Administrative detention without charge or trial is a violation of Human Rights

BySCEME

Administrative detention without charge or trial is a violation of Human Rights

Hana Al-Shalabi, a young Palestinian woman (29), was arrested from her home in Burqin village near Jenin on 16 February in the Israeli-occupied West Bank. She had previously spent two and a half years in administrative detention – without charge or trial – from 14 September 2009, until she was released last October in the prisoner exchange that freed Israeli soldier Gilad Shalit.

During the arrest, Hana Al-Shalabi and members of her family were beaten by the Israeli military. At the prison, she was submitted to the abusive practice of strip and body searching, a process by which almost all of their clothing is forcibly removed by Israeli soldiers.

On 18 February 2012, she began an open-ended hunger strike to protest against this “illegal, illegitimate and immoral” open-ended incarceration, using her lawyer’s words.  Last Sunday, she entered her 34th day of a hunger strike to protest her degrading treatment and the Israeli practice of administrative detention against Palestinians.
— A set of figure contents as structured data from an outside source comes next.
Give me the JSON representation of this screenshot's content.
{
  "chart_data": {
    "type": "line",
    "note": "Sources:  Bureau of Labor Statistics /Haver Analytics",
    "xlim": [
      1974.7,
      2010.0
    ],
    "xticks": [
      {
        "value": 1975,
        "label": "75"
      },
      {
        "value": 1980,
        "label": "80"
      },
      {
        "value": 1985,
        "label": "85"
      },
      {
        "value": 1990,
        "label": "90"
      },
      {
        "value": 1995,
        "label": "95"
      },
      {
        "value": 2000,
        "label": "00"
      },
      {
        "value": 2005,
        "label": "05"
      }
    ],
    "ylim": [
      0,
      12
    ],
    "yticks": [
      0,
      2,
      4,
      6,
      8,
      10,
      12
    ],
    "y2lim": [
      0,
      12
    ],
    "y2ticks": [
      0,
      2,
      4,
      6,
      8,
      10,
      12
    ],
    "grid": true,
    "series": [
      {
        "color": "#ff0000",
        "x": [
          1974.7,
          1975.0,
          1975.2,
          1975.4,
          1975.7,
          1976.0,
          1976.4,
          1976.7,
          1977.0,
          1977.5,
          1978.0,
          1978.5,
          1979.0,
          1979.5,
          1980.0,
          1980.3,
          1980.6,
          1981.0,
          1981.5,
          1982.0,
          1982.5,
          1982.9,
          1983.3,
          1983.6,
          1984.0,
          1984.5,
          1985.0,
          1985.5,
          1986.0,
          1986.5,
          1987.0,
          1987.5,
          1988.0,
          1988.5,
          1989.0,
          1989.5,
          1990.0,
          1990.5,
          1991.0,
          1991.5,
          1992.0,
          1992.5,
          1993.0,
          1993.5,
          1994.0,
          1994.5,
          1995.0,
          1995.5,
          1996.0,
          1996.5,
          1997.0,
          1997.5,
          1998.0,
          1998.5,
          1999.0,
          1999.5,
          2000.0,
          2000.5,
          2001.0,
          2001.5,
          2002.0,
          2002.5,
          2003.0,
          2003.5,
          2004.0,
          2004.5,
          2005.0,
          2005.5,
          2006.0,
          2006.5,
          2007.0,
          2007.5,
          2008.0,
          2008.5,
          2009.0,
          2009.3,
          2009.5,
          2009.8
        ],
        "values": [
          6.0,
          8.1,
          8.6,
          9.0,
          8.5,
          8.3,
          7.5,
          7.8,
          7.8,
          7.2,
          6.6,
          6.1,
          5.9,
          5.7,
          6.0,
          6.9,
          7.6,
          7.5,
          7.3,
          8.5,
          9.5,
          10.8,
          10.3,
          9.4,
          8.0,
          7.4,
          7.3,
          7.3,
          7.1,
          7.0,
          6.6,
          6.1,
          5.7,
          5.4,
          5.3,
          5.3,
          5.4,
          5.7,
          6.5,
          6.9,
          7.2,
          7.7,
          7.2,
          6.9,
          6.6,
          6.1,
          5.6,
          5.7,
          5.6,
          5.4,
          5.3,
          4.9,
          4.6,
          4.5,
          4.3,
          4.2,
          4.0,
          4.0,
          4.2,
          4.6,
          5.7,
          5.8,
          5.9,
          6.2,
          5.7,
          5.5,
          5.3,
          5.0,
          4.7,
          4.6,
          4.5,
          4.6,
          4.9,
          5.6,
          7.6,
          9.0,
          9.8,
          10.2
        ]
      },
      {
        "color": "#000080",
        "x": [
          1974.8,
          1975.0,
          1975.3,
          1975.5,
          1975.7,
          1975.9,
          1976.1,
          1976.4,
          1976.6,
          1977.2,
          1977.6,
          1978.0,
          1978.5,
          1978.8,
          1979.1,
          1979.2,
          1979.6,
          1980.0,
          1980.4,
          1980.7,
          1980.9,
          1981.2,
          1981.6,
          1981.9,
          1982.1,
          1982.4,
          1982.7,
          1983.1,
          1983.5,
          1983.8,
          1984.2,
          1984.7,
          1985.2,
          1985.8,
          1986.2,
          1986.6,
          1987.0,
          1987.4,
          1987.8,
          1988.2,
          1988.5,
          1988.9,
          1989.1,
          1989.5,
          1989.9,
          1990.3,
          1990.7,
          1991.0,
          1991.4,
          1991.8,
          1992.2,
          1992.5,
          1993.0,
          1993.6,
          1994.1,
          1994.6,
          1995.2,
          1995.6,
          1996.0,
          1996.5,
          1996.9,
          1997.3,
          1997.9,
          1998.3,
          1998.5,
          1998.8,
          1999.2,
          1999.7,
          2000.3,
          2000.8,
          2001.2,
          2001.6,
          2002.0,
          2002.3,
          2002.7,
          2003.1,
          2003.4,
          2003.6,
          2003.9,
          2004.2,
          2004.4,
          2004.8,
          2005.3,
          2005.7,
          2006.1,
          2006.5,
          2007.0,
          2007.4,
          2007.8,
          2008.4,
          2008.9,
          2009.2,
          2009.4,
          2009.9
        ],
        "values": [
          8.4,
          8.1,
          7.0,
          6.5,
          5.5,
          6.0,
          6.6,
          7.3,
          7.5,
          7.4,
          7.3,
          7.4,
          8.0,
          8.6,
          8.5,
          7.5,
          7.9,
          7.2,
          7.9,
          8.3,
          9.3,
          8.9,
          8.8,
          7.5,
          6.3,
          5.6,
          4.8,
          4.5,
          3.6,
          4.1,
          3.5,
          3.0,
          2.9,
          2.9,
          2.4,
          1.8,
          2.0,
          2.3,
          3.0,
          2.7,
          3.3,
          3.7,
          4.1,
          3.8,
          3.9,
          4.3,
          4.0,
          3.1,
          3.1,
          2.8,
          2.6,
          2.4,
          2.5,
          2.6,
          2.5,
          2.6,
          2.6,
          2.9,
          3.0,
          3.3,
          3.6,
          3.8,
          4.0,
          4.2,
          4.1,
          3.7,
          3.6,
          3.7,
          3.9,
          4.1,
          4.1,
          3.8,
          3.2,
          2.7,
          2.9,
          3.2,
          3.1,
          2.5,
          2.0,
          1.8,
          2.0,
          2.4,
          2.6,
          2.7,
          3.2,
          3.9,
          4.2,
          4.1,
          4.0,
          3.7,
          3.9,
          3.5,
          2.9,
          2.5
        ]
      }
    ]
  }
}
Hana Shalabi lost 31 pounds, her muscles are wasting and she is in excruciating pain, said Ran Cohen of Physicians for Human Rights-Israel, which has provided her a doctor. She has taken only water since her arrest on Feb. 16.
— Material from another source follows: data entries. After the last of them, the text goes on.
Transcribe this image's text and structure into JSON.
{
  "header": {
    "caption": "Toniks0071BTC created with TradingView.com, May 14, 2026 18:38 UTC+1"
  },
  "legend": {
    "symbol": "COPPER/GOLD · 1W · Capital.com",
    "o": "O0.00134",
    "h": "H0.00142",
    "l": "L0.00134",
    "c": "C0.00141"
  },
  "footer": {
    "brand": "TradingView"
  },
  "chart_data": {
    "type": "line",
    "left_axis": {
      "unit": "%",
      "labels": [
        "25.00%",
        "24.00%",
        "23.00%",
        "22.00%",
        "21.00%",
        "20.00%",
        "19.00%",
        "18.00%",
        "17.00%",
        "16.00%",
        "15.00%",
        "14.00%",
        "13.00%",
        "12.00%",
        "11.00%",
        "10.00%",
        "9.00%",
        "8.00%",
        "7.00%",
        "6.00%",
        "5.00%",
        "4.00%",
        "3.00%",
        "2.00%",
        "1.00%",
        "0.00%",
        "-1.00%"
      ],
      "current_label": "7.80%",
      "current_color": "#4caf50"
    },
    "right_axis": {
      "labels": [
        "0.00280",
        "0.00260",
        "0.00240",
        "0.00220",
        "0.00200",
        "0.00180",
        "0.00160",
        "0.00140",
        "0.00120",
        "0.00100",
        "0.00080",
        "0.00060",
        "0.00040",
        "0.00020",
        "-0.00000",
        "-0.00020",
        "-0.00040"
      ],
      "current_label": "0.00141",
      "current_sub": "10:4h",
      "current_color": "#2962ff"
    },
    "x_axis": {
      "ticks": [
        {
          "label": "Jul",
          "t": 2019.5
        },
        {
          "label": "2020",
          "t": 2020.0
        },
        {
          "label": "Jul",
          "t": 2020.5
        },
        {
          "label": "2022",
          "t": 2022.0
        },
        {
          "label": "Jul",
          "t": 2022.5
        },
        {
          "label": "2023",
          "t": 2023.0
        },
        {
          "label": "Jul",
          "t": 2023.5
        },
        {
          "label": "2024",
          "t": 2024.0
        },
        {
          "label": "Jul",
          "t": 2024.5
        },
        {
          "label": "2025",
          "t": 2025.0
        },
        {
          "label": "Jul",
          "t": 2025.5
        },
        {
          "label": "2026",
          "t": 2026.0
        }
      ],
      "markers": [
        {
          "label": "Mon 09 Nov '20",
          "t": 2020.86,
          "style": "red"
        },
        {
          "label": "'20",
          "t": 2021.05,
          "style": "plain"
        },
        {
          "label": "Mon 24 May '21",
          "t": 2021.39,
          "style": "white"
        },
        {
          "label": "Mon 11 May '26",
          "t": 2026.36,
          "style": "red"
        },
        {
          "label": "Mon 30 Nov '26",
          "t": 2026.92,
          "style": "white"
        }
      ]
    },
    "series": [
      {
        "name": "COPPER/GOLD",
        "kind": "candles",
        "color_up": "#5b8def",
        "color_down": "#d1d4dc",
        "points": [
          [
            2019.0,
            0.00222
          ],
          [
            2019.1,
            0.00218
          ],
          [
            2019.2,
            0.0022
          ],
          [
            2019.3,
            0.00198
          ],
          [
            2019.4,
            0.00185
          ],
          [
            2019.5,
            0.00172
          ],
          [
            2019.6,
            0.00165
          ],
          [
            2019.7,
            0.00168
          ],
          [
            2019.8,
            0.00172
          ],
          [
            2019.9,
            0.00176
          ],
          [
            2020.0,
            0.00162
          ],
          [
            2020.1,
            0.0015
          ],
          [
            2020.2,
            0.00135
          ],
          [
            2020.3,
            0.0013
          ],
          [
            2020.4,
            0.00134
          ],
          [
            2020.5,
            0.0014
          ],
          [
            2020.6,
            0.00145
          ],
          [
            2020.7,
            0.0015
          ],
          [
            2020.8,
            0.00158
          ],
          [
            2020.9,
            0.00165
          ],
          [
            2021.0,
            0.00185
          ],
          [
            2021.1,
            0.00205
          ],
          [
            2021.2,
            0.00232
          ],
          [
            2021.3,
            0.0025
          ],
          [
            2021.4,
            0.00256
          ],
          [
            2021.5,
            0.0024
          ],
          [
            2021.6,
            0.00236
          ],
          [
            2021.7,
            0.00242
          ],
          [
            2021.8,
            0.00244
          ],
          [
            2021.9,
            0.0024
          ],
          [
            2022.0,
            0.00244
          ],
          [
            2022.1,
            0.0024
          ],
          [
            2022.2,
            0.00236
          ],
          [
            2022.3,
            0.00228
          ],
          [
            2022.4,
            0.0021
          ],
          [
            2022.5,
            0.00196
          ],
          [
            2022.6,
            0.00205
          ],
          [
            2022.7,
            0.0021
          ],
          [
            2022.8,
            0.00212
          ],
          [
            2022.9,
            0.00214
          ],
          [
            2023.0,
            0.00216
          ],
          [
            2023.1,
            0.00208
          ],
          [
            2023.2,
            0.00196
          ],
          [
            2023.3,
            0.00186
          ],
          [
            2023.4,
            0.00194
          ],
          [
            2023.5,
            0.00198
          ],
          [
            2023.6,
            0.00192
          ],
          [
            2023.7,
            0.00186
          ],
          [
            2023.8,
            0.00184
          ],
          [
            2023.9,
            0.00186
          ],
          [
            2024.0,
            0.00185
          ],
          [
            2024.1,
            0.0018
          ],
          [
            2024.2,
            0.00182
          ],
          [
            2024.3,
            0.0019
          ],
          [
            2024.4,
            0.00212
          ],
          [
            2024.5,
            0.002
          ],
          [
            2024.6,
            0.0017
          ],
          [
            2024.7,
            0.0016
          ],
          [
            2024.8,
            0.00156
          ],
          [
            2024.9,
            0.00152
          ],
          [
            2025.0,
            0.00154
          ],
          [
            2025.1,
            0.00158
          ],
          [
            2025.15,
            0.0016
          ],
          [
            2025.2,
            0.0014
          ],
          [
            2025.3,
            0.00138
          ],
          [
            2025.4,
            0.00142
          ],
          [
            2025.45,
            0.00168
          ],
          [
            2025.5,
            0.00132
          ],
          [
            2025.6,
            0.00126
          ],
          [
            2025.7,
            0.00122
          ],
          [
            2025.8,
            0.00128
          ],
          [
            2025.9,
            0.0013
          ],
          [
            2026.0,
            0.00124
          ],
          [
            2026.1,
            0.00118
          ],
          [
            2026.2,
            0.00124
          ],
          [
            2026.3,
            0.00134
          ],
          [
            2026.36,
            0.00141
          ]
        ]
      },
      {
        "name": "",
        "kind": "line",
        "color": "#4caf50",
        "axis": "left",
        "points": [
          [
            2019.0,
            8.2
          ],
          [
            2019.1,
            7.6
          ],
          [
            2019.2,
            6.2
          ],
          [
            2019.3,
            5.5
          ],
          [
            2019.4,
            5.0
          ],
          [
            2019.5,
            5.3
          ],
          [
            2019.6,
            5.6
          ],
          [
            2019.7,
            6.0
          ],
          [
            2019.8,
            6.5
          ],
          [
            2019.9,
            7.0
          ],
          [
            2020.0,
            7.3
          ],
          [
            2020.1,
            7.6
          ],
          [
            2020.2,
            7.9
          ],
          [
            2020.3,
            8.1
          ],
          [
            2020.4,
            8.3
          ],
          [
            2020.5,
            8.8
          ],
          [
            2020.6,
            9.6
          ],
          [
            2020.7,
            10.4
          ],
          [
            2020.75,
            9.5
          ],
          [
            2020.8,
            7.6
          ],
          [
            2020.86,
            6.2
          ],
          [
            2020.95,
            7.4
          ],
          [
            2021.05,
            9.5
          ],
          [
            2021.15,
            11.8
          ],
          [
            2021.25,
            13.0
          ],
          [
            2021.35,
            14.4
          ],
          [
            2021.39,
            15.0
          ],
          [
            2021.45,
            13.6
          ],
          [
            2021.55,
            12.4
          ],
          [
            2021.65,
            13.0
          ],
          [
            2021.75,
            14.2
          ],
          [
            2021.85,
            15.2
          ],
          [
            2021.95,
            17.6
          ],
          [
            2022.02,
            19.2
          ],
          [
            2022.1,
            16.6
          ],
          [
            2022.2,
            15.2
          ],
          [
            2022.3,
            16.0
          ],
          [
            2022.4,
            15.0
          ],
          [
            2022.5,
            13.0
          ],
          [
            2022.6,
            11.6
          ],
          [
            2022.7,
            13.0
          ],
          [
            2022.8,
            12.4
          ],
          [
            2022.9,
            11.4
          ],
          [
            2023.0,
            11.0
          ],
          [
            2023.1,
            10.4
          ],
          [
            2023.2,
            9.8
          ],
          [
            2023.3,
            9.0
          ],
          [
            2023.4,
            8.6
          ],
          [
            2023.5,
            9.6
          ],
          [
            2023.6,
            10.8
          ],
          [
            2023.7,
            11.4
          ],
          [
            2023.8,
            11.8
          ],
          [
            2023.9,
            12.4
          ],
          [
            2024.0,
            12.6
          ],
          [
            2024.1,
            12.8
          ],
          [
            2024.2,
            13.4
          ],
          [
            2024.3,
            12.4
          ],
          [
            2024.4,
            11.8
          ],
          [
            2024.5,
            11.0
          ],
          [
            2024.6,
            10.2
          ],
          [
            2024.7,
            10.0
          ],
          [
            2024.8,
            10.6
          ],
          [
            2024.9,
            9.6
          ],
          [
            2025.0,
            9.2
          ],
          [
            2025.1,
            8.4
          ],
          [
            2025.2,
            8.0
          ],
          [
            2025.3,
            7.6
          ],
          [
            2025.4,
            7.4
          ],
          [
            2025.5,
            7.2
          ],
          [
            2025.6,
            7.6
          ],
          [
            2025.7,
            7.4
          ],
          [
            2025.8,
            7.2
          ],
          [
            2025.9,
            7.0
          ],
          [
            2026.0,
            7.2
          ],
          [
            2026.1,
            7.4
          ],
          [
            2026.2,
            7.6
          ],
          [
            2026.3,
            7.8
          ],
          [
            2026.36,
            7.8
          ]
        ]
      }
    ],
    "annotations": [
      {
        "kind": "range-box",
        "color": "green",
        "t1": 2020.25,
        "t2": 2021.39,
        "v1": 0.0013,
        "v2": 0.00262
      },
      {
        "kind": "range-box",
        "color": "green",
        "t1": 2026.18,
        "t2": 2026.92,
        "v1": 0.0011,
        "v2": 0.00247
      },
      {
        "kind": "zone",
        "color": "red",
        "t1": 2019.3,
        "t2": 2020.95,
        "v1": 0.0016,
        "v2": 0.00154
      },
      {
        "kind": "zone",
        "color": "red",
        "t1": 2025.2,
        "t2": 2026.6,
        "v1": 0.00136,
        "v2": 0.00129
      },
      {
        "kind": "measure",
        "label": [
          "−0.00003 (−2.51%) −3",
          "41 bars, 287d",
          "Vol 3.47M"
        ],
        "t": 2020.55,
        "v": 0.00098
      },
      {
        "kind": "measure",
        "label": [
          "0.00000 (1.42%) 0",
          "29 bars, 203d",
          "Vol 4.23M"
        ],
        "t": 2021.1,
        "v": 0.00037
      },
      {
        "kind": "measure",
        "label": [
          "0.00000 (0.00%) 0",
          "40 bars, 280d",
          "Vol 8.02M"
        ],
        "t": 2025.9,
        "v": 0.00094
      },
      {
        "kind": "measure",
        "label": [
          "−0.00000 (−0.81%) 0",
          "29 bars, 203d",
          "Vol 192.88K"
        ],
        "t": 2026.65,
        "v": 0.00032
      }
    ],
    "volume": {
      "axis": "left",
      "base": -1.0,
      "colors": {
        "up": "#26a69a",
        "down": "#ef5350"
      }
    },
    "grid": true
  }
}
Currently more than 300 Palestinians are in Israeli administrative detention, including 21 elected members of the Palestinian Legislative Council.

This controversial practice allows the Israeli military to hold Palestinians on secret evidence without charging them or allowing them to stand trial. Detainees are arrested under the authority of a military order that allows military commanders to detain an individual for up to six months if they have “reasonable grounds to presume that the security of the area or public security require the detention,” said Addameer, a Palestinian organization that deals with Palestinian prisoner support and human rights. “On or just before the expiry date, the detention order is frequently renewed. This process can be continued indefinitely,” it said.

Human rights organisations such as Amnesty International have severely condemned this practice and are asking for the release of Hana Shalabi and other Palestinians held in administrative detention immediately, unless they are promptly charged with an internationally recognizable criminal offence and brought to trial in full conformity with international fair trial standards.